Храним в музеях твой домашний ключ,
делами неказистости неистов.
3.
Из-за ступенчатых углов
ты посылал нам позывные,
не помышляя про улов
и восхищения любые.
Густых и самых лучших гамм
слышны ходы. Шутя-рыдая,
ты к утвердительным рядам
так воспарил, себя играя
в такой серьёз, что даже те,
кто в подоплёке сомневался,
со стен убрали в темноте
тот лозунг, что на них остался.
Имея шансов ровно ноль,
ты так проник куда нам надо,
что преклонить сейчас позволь
колени в память листопада.
ДЕЖАВЮ
Почему о любви?
Потому что сияет в глазах
старика и забытой
заезжим гусаром старухи
тот же самый огонь,
покоривший ступенчатый страх
убедительной той,
возникающей в нервах прорухи,
проникающей в мозг,
катаракту и полиартрит,
помещая крючок там,
где невод сказал своё слово,
и блесна с чешуёй
лет с полсотни уже не блестит,
на конце острия,
кастаньетами солнца Кордовы.
Осыпается ржа
на диоптрии толстых очков,
на слепой конусок
исподволь утеплённого пепла,
оставляя просветы
в невидимой части зрачков,
что при жизни отдачах
ещё до сих пор не ослепла.
Мне легко и легко
на неровном, подтаявшем льду,
и ни раньше, ни ныне
не смею и думать иначе.
Из чугунных ворот
изошёл и отрадно иду.
На краю полыньи
лёд чуть скользкий, такой настоящий.
Многослойным бинтом
воздух втёрт в основание зги,
смоляным ароматом
огни на шестах совращая
и смешинки твои
из смешения слёз и тайги
вдалеке от Чердыни
на мягком лету поглощая.
Лёгкий, лёгкий порог,
ощутимый в преддверье дверей,
в летаргии удачи
наколотый на две иголки,
перепевно возлёг
в отдалении всех снегирей
в полноправной истоме
и мхах малахитовой ёлки.
Не отстать, не отстать,
не замять неизбежный мотив,
только новые слоги
подчас от себя добавляя
про тебя, про тебя,
чуть тире и тире сократив.
На излёте дороги,
себя переплыв, понимаю,
что то времени суть
возлегает на тающем льде,
и её совершенство
наполнило поры покоем,
а истлевшая жуть,
составлявшая пару беде,
в полынье многокрайней
сокрылась с отчаянным воем.
КАЛЕНДАРЬ
Что же мне взять из чужого напротив окна?

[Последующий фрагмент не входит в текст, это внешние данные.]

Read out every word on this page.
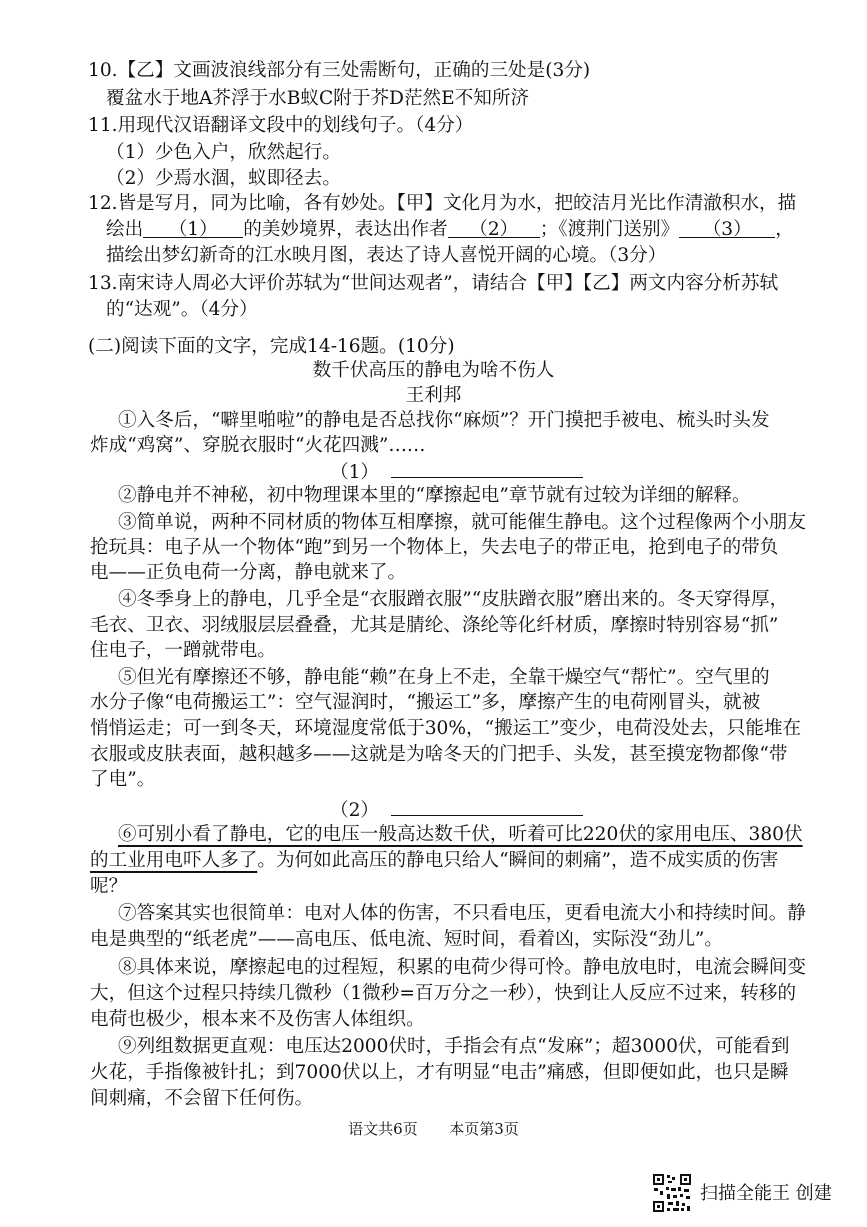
10.【乙】文画波浪线部分有三处需断句，正确的三处是(3分)
覆盆水于地A芥浮于水B蚁C附于芥D茫然E不知所济
11.用现代汉语翻译文段中的划线句子。（4分）
（1）少色入户，欣然起行。
（2）少焉水涸，蚁即径去。
12.皆是写月，同为比喻，各有妙处。【甲】文化月为水，把皎洁月光比作清澈积水，描
绘出 （1） 的美妙境界，表达出作者 （2） ；《渡荆门送别》 （3） ，
描绘出梦幻新奇的江水映月图，表达了诗人喜悦开阔的心境。（3分）
13.南宋诗人周必大评价苏轼为“世间达观者”，请结合【甲】【乙】两文内容分析苏轼
的“达观”。（4分）
(二)阅读下面的文字，完成14-16题。(10分)
数千伏高压的静电为啥不伤人
王利邦
①入冬后，“噼里啪啦”的静电是否总找你“麻烦”？开门摸把手被电、梳头时头发
炸成“鸡窝”、穿脱衣服时“火花四溅”……
（1）
②静电并不神秘，初中物理课本里的“摩擦起电”章节就有过较为详细的解释。
③简单说，两种不同材质的物体互相摩擦，就可能催生静电。这个过程像两个小朋友
抢玩具：电子从一个物体“跑”到另一个物体上，失去电子的带正电，抢到电子的带负
电——正负电荷一分离，静电就来了。
④冬季身上的静电，几乎全是“衣服蹭衣服”“皮肤蹭衣服”磨出来的。冬天穿得厚，
毛衣、卫衣、羽绒服层层叠叠，尤其是腈纶、涤纶等化纤材质，摩擦时特别容易“抓”
住电子，一蹭就带电。
⑤但光有摩擦还不够，静电能“赖”在身上不走，全靠干燥空气“帮忙”。空气里的
水分子像“电荷搬运工”：空气湿润时，“搬运工”多，摩擦产生的电荷刚冒头，就被
悄悄运走；可一到冬天，环境湿度常低于30%，“搬运工”变少，电荷没处去，只能堆在
衣服或皮肤表面，越积越多——这就是为啥冬天的门把手、头发，甚至摸宠物都像“带
了电”。
（2）
⑥可别小看了静电，它的电压一般高达数千伏，听着可比220伏的家用电压、380伏
的工业用电吓人多了。为何如此高压的静电只给人“瞬间的刺痛”，造不成实质的伤害
呢？
⑦答案其实也很简单：电对人体的伤害，不只看电压，更看电流大小和持续时间。静
电是典型的“纸老虎”——高电压、低电流、短时间，看着凶，实际没“劲儿”。
⑧具体来说，摩擦起电的过程短，积累的电荷少得可怜。静电放电时，电流会瞬间变
大，但这个过程只持续几微秒（1微秒=百万分之一秒），快到让人反应不过来，转移的
电荷也极少，根本来不及伤害人体组织。
⑨列组数据更直观：电压达2000伏时，手指会有点“发麻”；超3000伏，可能看到
火花，手指像被针扎；到7000伏以上，才有明显“电击”痛感，但即便如此，也只是瞬
间刺痛，不会留下任何伤。
语文共6页 本页第3页
扫描全能王 创建
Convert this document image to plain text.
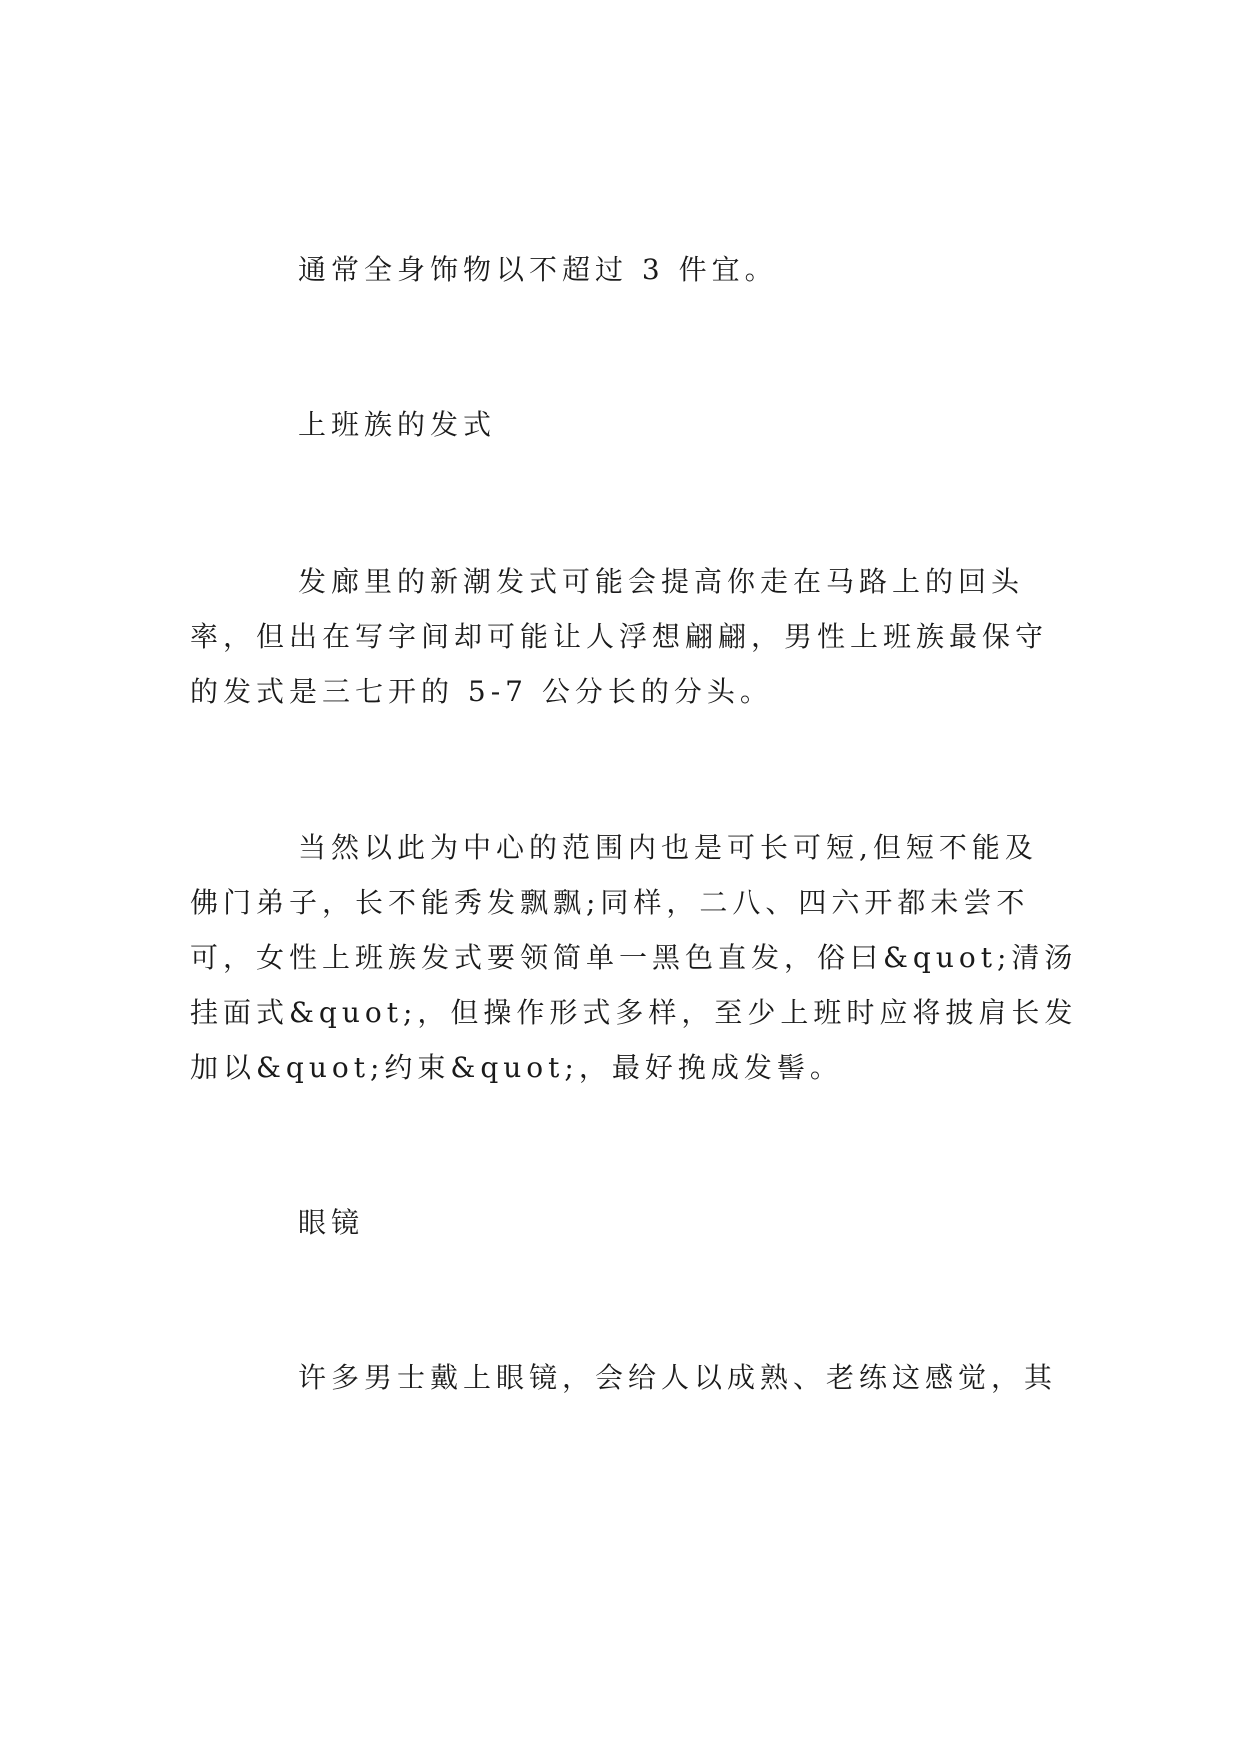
通常全身饰物以不超过 3 件宜。
上班族的发式
发廊里的新潮发式可能会提高你走在马路上的回头
率，但出在写字间却可能让人浮想翩翩，男性上班族最保守
的发式是三七开的 5-7 公分长的分头。
当然以此为中心的范围内也是可长可短,但短不能及
佛门弟子，长不能秀发飘飘;同样，二八、四六开都未尝不
可，女性上班族发式要领简单一黑色直发，俗曰&quot;清汤
挂面式&quot;，但操作形式多样，至少上班时应将披肩长发
加以&quot;约束&quot;，最好挽成发髻。
眼镜
许多男士戴上眼镜，会给人以成熟、老练这感觉，其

Шпагу? Подсвечник? Картину? Обманчивый свет?
Часть зарешечённости? – за которой тебя
да и меня уже скоро как сорок лет нет.
Помню как тени слипались на лёгкой стене.
Из ночи слышен был дальний утиный манок.
Всё обрывалось внутри, обрывалось вовне
станций прибытия на правомерный шесток.
Впрочем, возьму календарный измятый листок
с мягким кроссвордом-шарадой навеянных тем,
с датой, вобравшей в себя разукрашенный сок –
мой двусторонний легчайший бумажный тотем.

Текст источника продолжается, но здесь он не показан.